Lewin hypothesized that individual personality emerged from the "ground," the "life-space" of all relevant group memberships, which ranged from marriage (a small group, but a group nonetheless) to ethnic and religious communities to institutions like the military. By making individual psychology largely a matter of group psychology, Lewin did more than merge the two, which, after all, many World War II psychological experts were in the habit of doing. He held out the opti-
mistic possibility that group management could keep soldiers' unpredictable attitudes in check and could be the most effective means of manufacturing democratic personalities and democratic leaders in the military.
Of course, what was applicable to the U.S. military was applicable elsewhere. Public opinion pollsters who had nothing to do with shaping soldiers' attitudes one way or another incorporated "reference group identifications" into their explanations of how and why public sentiment fluctuated on a variety of issues.[101] Many plans for postwar psychological reeducation programs—whether to reform intergroup relations at home or national character abroad—were unmistakably stamped with the imprint of Lewin's theories about the advantages of working with groups and training leaders.[102] (So too were postwar theories about the origins of revolutionary movements in the Third World, as we shall see in chapters 5 and 6.)
One of the consequences of learning all these dismal truths about Americans' lack of democratic morale and motivation, their political apathy, and their vulnerability. to emotional manipulation was to strengthen psychological experts' faith in themselves and illuminate the gravity of their future choices.
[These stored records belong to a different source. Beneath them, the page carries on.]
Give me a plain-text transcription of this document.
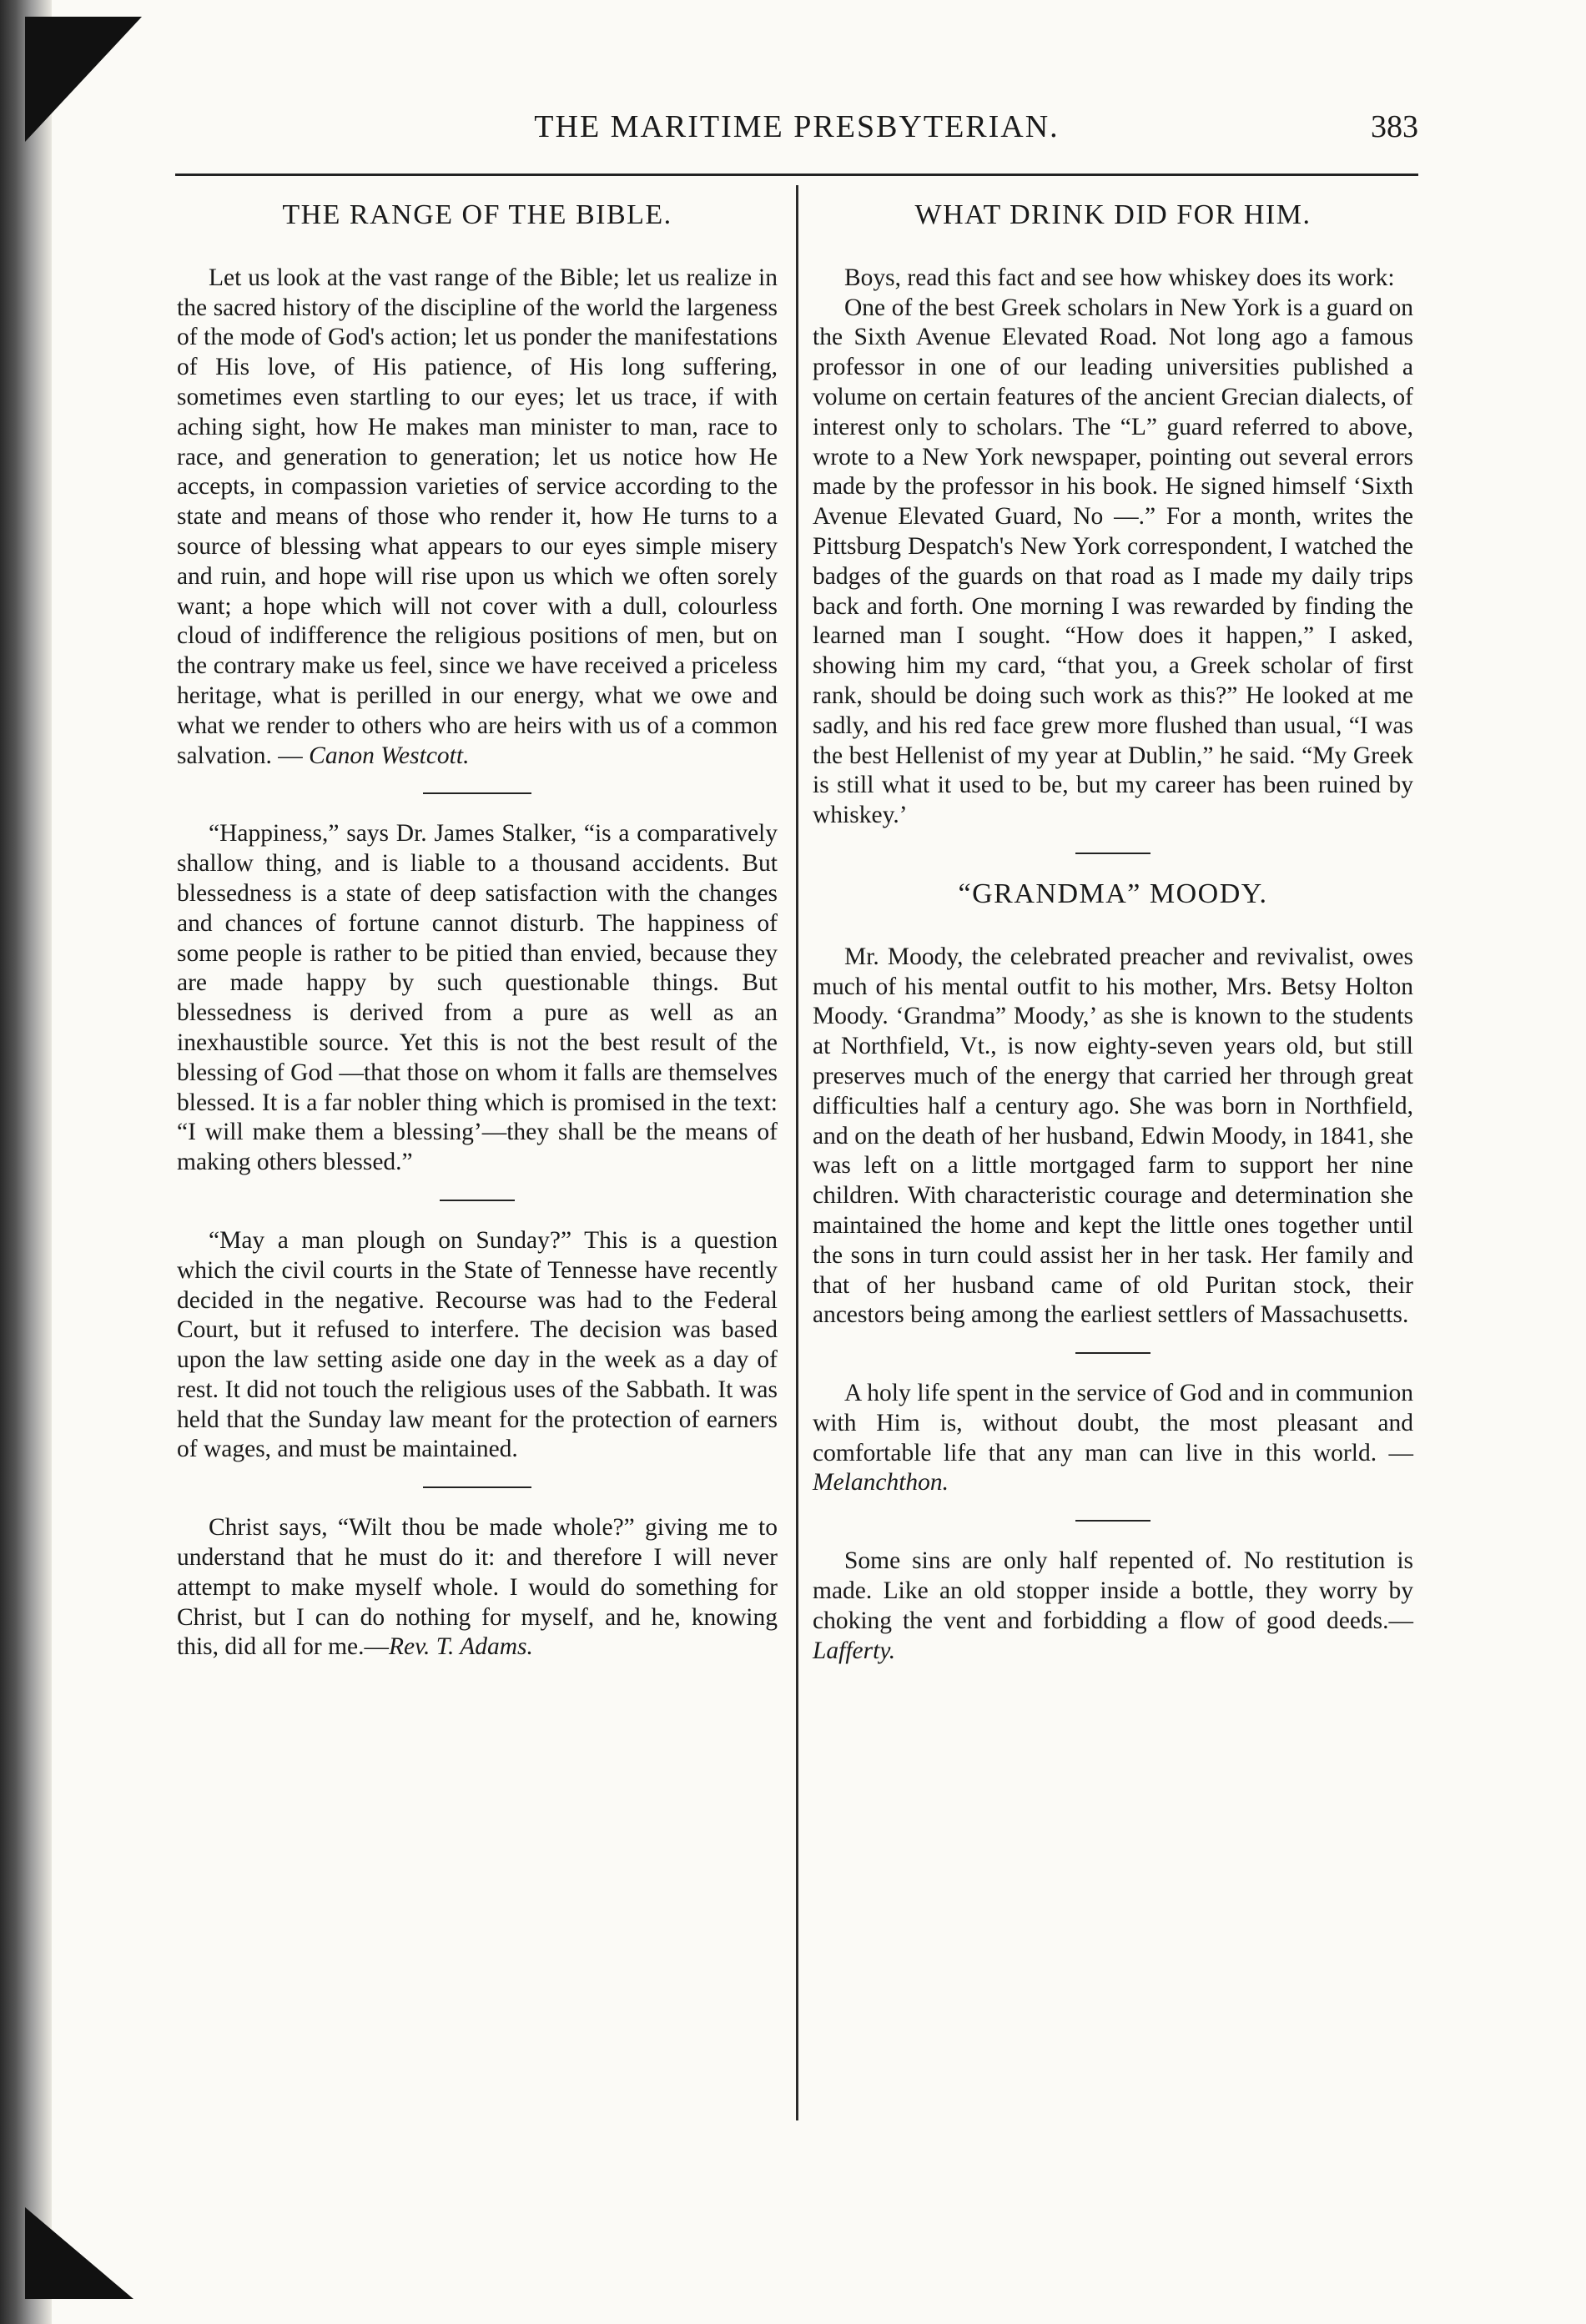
THE MARITIME PRESBYTERIAN.	383
THE RANGE OF THE BIBLE.

Let us look at the vast range of the Bible; let us realize in the sacred history of the discipline of the world the largeness of the mode of God's action; let us ponder the manifestations of His love, of His patience, of His long suffering, sometimes even startling to our eyes; let us trace, if with aching sight, how He makes man minister to man, race to race, and generation to generation; let us notice how He accepts, in compassion varieties of service according to the state and means of those who render it, how He turns to a source of blessing what appears to our eyes simple misery and ruin, and hope will rise upon us which we often sorely want; a hope which will not cover with a dull, colourless cloud of indifference the religious positions of men, but on the contrary make us feel, since we have received a priceless heritage, what is perilled in our energy, what we owe and what we render to others who are heirs with us of a common salvation. — Canon Westcott.

“Happiness,” says Dr. James Stalker, “is a comparatively shallow thing, and is liable to a thousand accidents. But blessedness is a state of deep satisfaction with the changes and chances of fortune cannot disturb. The happiness of some people is rather to be pitied than envied, because they are made happy by such questionable things. But blessedness is derived from a pure as well as an inexhaustible source. Yet this is not the best result of the blessing of God —that those on whom it falls are themselves blessed. It is a far nobler thing which is promised in the text: “I will make them a blessing’—they shall be the means of making others blessed.”

“May a man plough on Sunday?” This is a question which the civil courts in the State of Tennesse have recently decided in the negative. Recourse was had to the Federal Court, but it refused to interfere. The decision was based upon the law setting aside one day in the week as a day of rest. It did not touch the religious uses of the Sabbath. It was held that the Sunday law meant for the protection of earners of wages, and must be maintained.

Christ says, “Wilt thou be made whole?” giving me to understand that he must do it: and therefore I will never attempt to make myself whole. I would do something for Christ, but I can do nothing for myself, and he, knowing this, did all for me.—Rev. T. Adams.

WHAT DRINK DID FOR HIM.

Boys, read this fact and see how whiskey does its work:

One of the best Greek scholars in New York is a guard on the Sixth Avenue Elevated Road. Not long ago a famous professor in one of our leading universities published a volume on certain features of the ancient Grecian dialects, of interest only to scholars. The “L” guard referred to above, wrote to a New York newspaper, pointing out several errors made by the professor in his book. He signed himself ‘Sixth Avenue Elevated Guard, No —.” For a month, writes the Pittsburg Despatch's New York correspondent, I watched the badges of the guards on that road as I made my daily trips back and forth. One morning I was rewarded by finding the learned man I sought. “How does it happen,” I asked, showing him my card, “that you, a Greek scholar of first rank, should be doing such work as this?” He looked at me sadly, and his red face grew more flushed than usual, “I was the best Hellenist of my year at Dublin,” he said. “My Greek is still what it used to be, but my career has been ruined by whiskey.’

“GRANDMA” MOODY.

Mr. Moody, the celebrated preacher and revivalist, owes much of his mental outfit to his mother, Mrs. Betsy Holton Moody. ‘Grandma” Moody,’ as she is known to the students at Northfield, Vt., is now eighty-seven years old, but still preserves much of the energy that carried her through great difficulties half a century ago. She was born in Northfield, and on the death of her husband, Edwin Moody, in 1841, she was left on a little mortgaged farm to support her nine children. With characteristic courage and determination she maintained the home and kept the little ones together until the sons in turn could assist her in her task. Her family and that of her husband came of old Puritan stock, their ancestors being among the earliest settlers of Massachusetts.

A holy life spent in the service of God and in communion with Him is, without doubt, the most pleasant and comfortable life that any man can live in this world. — Melanchthon.

Some sins are only half repented of. No restitution is made. Like an old stopper inside a bottle, they worry by choking the vent and forbidding a flow of good deeds.— Lafferty.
Simply stated, they could either become heavy-handed social engineers in charge of the future (a vision that appealed to the most pessimistic), or (for the diehard optimists) they could function as democratic guidance counselors and cheerleaders, helping an unhealthy society reach a point at which self-determination might finally become feasible. While this division was certainly significant, both personally and politically, experts at all points along the spectrum shared a commitment to serving the state through increasing and enlightening policy options related to political attitudes and participation.